The talk will be organized in two parts. First, Dr. Laurenceau will focus on the mutagenic retroelement. He will present his group's work on domesticating a DGR into a programmable system functioning in E. coli. This platform, DGRec, enables targeted in vivo mutagenesis of chosen DNA sequences and can be applied to directed evolution problems, including phage host-range engineering, nanobody diversification, and the evolution of more complex proteins such as Cas9. Beyond its engineering applications, DGRec also allowed them to dissect the mutational behavior of the error-prone DGR reverse transcriptase. They found that its mutation profile is strongly shaped by local sequence context in a ‘codon-aware’ manner, maximizing amino acid substitutions while avoiding stop codons, demonstrating a remarkable evolutionary optimization for efficient exploration of protein sequence space.

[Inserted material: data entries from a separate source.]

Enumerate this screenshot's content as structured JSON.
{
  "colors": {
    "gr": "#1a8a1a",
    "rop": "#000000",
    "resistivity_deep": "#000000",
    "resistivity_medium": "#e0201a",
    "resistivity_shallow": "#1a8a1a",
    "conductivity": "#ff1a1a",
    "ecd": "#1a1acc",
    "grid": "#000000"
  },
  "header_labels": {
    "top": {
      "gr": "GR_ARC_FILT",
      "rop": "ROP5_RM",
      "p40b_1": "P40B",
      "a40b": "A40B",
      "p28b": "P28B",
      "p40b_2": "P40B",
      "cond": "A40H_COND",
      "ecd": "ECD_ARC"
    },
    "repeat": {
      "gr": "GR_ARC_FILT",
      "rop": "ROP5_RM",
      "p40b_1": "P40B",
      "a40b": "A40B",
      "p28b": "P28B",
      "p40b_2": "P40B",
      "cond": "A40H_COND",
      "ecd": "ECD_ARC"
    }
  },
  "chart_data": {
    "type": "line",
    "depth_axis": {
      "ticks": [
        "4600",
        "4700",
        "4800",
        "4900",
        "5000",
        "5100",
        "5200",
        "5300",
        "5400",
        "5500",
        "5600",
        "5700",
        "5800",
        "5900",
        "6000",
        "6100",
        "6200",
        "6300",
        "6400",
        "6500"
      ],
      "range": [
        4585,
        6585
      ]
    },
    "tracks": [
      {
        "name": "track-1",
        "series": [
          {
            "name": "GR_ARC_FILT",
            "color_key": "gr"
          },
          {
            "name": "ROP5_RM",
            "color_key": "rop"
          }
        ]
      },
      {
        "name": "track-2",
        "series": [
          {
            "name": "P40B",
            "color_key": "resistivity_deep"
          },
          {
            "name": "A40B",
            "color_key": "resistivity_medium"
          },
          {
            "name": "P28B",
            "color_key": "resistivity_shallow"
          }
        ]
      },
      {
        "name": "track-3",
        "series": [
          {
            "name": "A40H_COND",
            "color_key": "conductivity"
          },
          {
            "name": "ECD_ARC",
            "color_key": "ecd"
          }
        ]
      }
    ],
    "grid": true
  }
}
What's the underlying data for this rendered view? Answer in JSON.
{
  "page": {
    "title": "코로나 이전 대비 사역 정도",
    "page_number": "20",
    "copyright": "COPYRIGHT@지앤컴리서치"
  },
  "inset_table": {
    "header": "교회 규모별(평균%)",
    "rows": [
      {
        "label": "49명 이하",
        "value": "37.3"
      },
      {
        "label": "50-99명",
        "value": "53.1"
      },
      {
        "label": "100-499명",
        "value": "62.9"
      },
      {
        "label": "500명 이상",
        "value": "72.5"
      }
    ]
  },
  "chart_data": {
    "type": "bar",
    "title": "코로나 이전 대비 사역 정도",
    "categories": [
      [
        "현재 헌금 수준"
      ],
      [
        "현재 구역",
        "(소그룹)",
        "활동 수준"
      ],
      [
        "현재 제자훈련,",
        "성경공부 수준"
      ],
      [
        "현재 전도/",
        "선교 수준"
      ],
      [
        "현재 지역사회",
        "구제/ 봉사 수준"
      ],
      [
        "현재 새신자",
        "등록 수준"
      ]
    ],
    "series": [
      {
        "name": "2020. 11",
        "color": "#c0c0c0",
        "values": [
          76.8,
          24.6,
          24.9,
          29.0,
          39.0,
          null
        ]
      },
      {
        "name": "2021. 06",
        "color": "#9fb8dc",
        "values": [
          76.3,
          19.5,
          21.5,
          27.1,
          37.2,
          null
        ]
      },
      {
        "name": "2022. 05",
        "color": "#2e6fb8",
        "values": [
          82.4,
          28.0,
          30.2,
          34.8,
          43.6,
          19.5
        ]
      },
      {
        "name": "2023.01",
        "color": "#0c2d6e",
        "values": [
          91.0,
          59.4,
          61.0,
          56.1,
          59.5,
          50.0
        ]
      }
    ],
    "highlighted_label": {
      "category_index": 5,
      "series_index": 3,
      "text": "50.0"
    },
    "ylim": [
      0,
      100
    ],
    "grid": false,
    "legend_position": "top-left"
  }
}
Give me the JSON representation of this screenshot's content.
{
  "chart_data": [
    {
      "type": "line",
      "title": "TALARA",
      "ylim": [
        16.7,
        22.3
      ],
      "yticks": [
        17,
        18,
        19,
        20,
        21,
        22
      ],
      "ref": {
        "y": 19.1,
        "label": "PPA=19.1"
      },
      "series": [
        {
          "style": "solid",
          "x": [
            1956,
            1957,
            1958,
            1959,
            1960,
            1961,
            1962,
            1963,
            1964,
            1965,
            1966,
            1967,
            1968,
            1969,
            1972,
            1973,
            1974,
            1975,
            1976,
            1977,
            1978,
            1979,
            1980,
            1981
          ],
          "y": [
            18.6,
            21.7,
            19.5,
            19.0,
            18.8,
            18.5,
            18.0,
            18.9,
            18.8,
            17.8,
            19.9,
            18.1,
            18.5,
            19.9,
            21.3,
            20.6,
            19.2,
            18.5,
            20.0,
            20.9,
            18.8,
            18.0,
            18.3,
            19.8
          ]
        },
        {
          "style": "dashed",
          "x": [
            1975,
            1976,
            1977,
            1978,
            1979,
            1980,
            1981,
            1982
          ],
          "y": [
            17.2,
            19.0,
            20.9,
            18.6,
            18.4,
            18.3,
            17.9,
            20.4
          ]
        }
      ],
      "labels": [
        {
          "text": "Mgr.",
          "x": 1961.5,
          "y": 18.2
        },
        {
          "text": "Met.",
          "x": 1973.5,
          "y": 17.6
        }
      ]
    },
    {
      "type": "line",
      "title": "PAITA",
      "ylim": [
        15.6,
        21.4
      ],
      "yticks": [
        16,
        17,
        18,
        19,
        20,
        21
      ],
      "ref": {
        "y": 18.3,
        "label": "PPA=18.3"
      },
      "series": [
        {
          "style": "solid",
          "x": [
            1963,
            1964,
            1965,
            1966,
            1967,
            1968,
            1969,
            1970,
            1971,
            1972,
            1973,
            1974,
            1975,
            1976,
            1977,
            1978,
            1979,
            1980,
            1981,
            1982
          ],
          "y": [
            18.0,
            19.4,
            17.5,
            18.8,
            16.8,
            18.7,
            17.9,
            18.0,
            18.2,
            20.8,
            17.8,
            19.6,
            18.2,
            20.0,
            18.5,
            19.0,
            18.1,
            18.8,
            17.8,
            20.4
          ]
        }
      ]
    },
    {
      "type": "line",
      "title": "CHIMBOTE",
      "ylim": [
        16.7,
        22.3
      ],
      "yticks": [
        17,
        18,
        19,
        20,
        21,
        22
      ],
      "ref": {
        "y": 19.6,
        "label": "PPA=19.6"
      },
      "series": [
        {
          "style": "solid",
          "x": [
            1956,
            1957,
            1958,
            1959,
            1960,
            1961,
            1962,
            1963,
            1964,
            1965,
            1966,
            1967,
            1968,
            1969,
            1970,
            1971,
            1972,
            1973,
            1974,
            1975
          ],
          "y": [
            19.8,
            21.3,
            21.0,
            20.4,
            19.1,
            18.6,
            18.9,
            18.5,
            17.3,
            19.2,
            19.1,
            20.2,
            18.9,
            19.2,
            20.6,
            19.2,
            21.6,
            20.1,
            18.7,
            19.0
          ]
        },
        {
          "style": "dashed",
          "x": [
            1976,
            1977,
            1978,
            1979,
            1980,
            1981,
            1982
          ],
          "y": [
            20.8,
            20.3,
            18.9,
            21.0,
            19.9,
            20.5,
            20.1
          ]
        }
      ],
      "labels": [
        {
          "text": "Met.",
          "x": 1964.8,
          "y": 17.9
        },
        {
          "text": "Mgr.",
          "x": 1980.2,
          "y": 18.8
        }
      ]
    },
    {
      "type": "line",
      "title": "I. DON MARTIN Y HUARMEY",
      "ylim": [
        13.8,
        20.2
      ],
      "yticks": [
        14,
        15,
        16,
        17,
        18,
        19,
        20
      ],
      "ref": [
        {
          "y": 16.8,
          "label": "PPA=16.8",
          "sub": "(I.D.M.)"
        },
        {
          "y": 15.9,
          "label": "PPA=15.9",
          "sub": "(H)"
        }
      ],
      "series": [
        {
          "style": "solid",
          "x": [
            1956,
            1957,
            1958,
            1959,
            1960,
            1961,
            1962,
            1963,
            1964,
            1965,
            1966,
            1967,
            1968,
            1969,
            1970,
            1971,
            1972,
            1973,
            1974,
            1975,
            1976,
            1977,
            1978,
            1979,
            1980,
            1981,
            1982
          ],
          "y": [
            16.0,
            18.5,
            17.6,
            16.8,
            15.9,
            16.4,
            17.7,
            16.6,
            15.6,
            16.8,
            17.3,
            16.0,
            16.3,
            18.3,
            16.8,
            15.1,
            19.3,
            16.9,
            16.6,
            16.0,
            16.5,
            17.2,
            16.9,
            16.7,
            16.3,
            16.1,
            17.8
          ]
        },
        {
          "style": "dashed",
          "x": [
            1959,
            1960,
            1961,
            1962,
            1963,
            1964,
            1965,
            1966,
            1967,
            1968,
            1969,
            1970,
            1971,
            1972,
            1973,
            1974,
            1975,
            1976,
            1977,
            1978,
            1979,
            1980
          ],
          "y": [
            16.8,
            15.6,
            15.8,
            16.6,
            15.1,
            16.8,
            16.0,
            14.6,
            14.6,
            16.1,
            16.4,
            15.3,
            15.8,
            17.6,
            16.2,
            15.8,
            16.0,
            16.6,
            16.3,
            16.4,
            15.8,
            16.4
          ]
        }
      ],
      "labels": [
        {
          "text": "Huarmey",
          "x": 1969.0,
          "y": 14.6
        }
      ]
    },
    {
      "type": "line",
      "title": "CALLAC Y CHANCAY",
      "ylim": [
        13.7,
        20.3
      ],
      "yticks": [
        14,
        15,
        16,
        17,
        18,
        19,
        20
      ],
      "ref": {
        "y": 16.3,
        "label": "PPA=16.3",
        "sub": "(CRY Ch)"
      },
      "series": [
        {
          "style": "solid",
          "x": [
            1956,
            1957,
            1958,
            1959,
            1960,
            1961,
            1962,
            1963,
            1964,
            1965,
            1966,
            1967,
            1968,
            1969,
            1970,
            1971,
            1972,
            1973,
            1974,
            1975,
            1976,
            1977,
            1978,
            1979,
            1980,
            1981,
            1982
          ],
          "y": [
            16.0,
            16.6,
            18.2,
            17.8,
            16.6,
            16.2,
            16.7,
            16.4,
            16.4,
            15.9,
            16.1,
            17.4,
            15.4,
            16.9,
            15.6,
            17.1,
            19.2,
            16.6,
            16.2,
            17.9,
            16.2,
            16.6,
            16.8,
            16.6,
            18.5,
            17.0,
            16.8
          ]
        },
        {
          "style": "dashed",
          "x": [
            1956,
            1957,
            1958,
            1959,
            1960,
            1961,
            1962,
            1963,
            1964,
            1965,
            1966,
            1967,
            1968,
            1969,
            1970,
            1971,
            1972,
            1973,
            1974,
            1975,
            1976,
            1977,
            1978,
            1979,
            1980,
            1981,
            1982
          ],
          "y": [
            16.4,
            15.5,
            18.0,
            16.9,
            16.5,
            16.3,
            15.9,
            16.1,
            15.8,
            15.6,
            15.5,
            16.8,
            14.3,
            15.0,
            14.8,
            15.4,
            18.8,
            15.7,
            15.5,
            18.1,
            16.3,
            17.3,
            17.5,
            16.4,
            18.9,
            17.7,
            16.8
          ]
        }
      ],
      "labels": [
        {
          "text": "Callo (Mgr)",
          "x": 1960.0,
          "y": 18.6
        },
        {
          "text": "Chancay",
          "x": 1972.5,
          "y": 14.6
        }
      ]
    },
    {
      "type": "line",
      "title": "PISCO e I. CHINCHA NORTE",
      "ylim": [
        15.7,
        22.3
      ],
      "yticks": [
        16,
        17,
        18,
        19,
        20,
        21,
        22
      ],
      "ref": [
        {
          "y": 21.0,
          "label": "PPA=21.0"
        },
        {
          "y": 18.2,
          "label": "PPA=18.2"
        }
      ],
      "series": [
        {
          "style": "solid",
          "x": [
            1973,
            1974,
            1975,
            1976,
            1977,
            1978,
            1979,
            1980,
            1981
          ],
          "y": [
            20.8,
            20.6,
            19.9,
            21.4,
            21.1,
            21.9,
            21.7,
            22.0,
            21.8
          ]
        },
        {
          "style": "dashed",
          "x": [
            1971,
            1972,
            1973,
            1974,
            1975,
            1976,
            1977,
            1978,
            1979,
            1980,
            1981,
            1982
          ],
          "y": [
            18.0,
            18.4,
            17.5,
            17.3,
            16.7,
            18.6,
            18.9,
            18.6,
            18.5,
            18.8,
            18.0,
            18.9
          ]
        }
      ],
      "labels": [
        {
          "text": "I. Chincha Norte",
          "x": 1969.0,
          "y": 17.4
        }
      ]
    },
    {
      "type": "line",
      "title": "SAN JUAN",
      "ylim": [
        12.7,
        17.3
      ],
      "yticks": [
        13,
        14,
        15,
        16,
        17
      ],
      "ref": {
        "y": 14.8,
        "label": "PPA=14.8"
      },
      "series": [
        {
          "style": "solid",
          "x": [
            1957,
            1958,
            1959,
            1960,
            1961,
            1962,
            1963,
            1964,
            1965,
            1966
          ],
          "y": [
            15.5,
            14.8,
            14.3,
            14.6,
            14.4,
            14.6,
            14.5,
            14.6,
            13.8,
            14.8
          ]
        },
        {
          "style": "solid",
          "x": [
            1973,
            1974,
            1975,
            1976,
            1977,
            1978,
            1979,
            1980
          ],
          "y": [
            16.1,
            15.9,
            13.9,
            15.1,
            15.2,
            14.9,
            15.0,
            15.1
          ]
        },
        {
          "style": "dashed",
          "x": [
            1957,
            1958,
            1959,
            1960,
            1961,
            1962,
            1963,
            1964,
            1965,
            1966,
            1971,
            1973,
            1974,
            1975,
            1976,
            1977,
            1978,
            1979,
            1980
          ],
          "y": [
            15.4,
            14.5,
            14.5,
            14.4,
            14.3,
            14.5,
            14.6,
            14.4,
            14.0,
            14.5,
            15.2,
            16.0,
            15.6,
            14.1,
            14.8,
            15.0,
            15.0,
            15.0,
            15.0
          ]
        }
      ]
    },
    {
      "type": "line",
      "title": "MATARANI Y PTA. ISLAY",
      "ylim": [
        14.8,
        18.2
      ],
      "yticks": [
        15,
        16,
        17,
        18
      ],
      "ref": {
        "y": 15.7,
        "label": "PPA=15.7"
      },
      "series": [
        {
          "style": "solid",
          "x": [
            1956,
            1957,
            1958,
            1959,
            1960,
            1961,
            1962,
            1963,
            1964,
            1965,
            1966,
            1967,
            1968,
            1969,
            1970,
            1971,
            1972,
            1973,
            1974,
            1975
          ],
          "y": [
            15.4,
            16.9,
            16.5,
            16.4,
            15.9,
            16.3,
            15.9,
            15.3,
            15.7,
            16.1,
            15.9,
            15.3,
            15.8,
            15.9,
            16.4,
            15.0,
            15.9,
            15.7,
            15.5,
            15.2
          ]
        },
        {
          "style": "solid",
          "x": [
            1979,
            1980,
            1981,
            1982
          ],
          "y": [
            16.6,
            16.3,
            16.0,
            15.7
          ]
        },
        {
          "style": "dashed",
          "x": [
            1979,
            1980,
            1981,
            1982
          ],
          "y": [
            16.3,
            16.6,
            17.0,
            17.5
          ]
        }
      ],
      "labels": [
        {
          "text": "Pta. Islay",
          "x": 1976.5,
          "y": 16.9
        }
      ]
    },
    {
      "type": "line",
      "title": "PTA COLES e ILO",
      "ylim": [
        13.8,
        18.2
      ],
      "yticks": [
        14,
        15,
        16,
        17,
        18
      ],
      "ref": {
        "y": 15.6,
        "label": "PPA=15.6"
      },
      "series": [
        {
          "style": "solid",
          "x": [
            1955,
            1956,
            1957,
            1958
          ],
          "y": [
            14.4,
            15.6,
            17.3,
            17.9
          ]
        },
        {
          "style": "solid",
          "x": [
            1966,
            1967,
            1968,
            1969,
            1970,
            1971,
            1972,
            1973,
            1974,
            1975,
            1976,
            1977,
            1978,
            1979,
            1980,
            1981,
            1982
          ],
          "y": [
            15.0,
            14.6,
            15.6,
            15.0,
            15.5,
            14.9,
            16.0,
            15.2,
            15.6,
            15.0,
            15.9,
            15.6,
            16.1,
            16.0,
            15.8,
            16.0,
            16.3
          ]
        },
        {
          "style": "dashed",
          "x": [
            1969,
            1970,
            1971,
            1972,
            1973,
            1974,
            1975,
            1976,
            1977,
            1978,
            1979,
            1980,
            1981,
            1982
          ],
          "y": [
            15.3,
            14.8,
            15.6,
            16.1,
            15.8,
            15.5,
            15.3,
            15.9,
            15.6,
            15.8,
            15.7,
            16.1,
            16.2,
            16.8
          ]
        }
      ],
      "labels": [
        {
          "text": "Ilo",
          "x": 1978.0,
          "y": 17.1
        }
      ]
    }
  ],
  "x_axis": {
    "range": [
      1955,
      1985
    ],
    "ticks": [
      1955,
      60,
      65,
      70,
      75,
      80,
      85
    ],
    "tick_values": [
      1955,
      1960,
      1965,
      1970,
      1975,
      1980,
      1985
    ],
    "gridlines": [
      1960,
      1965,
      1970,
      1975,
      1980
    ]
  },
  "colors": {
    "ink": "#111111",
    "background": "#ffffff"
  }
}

In the second part, Dr. Laurenceau will present ongoing unpublished work focused on the DGR “mutation receiver”: a C-type lectin fold that evolved to accommodate massive DGR-driven diversification. These domains can be viewed as compact, evolvable binding modules, analogous to the immunoglobulin fold and its hypervariable loops. He will discuss his efforts to understand the breadth of interactions mediated by DGR-diversified lectins, including their role in phage host switching and their potential as a new class of programmable binder molecules.